That's not just speculation. In the early 1970s, the astronauts on the last
three Apollo missions (15, 16, and 17) returned deep-drill core samples from
three different sites on the Moon. The cores drilled more than 2 meters into the
lunar regolith (the layer of broken rock and dust covering the Moon).

"The deepest samples brought up by those drill cores were 2 billion years old,
and largely unchanged since they were laid down," Spudis says. And what a
surprise recent re-analysis has revealed. "The lunar regolith traps particles
from the solar wind. And drill cores show that the solar wind had a different
chemical composition 2 billion years ago than it does today. There's no known
explanation for that in solar theory. But that discovery is crucial for
understanding the formation of Earth-and also the evolution of stars."

Another big question a return to the witness-plate Moon might help answer is,
What caused the sudden mass extinctions of life forms on Earth that mark the
ends of different geological eras?

The most famous is the so-called K-T extinction that wiped out the dinosaurs 65
million years ago, marking the end of the Mesozoic Era (the age of reptiles) and
the beginning of the Cenozoic Era (the age of mammals). Much evidence suggests
that an asteroid some 10 km wide slammed into Earth, creating such catastrophic
climate change that photosynthesizing green plants died, starving more than half
of all living beings worldwide; indeed, ground zero has been identified on
Mexico's Yucat?n Peninsula as the Chicxulub Crater, 160 km across.

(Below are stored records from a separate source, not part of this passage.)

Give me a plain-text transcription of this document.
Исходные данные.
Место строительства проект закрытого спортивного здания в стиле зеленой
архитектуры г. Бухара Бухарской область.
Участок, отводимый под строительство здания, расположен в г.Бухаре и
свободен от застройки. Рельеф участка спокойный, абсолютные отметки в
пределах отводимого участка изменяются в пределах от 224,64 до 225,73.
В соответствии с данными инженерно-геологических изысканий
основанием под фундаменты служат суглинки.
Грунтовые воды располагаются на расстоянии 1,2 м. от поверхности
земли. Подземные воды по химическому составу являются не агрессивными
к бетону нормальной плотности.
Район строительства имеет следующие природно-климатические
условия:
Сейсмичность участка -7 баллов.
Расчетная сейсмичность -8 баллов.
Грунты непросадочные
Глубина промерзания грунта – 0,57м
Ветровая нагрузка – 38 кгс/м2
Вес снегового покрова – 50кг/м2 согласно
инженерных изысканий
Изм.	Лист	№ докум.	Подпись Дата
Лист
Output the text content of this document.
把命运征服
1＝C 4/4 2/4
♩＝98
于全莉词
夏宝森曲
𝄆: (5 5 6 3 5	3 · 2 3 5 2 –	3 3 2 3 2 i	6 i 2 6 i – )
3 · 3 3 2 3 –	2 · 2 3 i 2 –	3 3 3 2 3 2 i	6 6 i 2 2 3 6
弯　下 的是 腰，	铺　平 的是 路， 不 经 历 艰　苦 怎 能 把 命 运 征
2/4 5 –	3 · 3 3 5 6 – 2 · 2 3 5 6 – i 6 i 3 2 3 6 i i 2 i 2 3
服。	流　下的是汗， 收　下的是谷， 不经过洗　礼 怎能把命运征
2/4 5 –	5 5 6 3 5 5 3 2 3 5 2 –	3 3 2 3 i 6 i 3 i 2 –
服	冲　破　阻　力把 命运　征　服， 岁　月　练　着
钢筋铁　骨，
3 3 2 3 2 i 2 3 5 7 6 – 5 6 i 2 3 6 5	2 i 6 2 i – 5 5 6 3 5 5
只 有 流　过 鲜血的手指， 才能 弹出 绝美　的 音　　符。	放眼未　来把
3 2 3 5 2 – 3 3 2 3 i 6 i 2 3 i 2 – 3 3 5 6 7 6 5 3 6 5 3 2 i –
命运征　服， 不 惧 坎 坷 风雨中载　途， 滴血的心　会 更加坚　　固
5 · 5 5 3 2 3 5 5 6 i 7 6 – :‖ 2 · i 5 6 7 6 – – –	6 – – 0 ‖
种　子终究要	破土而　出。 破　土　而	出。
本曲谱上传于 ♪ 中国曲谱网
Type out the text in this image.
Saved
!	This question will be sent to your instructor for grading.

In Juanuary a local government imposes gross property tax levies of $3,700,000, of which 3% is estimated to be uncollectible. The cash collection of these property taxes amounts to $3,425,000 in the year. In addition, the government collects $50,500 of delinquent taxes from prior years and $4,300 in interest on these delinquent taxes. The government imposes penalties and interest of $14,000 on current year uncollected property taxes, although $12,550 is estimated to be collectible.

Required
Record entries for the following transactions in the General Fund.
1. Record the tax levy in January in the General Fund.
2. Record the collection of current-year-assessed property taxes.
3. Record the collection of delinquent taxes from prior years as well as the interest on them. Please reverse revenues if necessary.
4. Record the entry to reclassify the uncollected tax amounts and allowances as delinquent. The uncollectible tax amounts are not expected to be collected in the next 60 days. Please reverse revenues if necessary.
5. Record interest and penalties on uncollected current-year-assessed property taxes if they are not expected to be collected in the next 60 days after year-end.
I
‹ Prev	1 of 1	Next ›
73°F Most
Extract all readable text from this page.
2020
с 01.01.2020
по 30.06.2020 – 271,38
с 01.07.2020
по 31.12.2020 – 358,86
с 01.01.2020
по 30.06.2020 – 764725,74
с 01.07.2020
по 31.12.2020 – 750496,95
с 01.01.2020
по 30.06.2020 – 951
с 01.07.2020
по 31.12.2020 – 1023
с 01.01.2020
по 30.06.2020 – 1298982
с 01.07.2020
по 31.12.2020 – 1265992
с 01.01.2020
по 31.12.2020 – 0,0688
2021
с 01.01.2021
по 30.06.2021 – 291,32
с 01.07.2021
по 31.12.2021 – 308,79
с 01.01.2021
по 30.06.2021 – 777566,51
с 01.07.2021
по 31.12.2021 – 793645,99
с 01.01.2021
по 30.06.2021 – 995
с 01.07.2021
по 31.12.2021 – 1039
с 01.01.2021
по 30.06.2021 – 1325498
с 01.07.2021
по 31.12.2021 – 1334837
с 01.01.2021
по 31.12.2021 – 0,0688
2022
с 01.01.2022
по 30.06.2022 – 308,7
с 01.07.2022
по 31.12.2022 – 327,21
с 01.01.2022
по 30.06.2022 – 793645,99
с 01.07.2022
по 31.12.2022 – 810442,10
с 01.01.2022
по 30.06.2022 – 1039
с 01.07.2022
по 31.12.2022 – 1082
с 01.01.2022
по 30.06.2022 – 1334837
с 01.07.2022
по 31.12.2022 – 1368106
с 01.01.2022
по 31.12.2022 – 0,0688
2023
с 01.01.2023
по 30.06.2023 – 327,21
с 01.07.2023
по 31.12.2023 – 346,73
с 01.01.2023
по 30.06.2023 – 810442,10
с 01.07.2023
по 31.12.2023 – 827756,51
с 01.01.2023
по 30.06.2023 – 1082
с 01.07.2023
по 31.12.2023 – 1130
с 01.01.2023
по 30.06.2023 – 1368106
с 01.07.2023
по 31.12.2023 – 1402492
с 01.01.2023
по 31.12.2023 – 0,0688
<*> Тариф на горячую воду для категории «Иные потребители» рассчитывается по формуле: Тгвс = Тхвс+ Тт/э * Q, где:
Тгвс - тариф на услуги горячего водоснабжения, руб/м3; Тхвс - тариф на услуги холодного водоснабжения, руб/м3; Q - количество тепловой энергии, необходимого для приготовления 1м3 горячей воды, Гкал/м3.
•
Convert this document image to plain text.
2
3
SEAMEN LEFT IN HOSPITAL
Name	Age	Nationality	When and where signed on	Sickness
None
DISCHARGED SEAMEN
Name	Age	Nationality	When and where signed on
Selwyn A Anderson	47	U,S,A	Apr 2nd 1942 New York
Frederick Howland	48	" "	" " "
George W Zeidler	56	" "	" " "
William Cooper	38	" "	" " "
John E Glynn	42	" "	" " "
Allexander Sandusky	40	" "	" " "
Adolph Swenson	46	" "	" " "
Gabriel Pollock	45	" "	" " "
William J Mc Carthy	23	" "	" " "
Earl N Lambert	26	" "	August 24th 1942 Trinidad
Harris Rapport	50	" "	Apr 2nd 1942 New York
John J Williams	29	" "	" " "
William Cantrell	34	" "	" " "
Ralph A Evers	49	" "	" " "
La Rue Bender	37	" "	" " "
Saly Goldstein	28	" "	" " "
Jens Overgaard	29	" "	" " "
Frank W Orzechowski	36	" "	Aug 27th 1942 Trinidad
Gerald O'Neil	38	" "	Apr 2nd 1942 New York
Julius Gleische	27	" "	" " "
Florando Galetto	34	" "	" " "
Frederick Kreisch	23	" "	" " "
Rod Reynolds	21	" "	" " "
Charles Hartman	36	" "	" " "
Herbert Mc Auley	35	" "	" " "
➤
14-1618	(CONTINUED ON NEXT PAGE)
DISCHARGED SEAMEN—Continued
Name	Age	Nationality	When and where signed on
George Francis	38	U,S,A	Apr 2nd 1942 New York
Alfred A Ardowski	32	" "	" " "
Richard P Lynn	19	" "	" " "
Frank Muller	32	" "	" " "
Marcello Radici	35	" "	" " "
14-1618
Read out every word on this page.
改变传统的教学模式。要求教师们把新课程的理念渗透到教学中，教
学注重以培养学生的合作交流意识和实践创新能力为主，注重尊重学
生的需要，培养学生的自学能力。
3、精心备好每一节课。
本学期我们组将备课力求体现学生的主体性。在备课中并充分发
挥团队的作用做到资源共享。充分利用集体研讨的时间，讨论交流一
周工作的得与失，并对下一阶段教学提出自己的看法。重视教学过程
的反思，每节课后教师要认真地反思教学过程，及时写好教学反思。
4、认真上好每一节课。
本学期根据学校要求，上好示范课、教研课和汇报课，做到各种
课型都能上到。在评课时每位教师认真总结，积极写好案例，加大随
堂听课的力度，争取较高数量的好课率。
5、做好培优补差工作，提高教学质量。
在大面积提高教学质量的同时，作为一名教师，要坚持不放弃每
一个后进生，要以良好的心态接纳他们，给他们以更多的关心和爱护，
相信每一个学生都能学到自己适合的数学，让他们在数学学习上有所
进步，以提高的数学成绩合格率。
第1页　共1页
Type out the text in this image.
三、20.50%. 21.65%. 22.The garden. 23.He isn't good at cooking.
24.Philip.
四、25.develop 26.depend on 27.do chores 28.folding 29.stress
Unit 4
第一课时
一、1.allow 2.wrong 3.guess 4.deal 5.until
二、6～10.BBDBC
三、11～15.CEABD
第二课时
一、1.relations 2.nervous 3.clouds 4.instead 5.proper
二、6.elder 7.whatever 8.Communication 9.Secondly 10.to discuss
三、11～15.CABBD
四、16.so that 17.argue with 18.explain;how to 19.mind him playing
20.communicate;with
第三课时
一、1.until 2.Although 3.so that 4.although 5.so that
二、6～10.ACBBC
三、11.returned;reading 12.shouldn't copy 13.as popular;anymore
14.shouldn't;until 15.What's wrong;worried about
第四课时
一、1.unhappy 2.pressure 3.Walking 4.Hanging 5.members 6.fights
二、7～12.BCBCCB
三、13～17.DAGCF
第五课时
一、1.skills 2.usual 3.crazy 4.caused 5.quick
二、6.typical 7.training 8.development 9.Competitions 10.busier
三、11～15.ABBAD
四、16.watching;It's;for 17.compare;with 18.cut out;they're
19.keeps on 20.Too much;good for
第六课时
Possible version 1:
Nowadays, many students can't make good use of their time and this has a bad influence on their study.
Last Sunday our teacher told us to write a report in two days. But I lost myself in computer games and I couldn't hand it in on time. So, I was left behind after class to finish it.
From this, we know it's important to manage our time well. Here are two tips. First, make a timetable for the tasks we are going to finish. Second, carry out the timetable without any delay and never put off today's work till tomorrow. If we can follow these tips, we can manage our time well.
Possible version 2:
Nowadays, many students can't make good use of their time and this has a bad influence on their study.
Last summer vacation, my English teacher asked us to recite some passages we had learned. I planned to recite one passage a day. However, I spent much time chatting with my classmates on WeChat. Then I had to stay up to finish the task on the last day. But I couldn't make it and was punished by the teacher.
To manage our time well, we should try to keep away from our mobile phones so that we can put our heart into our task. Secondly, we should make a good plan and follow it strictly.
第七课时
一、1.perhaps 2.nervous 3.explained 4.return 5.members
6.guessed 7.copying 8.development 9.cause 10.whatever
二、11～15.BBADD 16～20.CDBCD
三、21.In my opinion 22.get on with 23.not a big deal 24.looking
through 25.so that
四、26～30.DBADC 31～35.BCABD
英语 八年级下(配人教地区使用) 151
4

There's evidence in the fossil record that such impacts occur periodically,
"once every 26 million years," says Spudis. "Not everyone agrees, but I think it
is pretty convincing."

Why would this happen? "Some theories are wild!" There might be a dark, distant
companion of the sun that periodically perturbs comets in the Oort Cloud, and
the comets rain down on Earth. Or perhaps the solar system as a whole is moving
in and out of the plane of the Milky Way galaxy, and this somehow triggers
periodic episodes of bombardment.

Before we get carried away with theory, however, "we need to establish whether
this really happens," Spudis cautions. Is Earth truly subjected to periodic
bombardment? Again, the Moon holds the key: Close-up study of the floors of
several hundred lunar craters could confirm or falsify a 26-million year period.
"We have to sample the stuff that got melted by the shock of impact, and
determine the craters' ages."

The Moon is a harsh-and reliable-witness for Earth.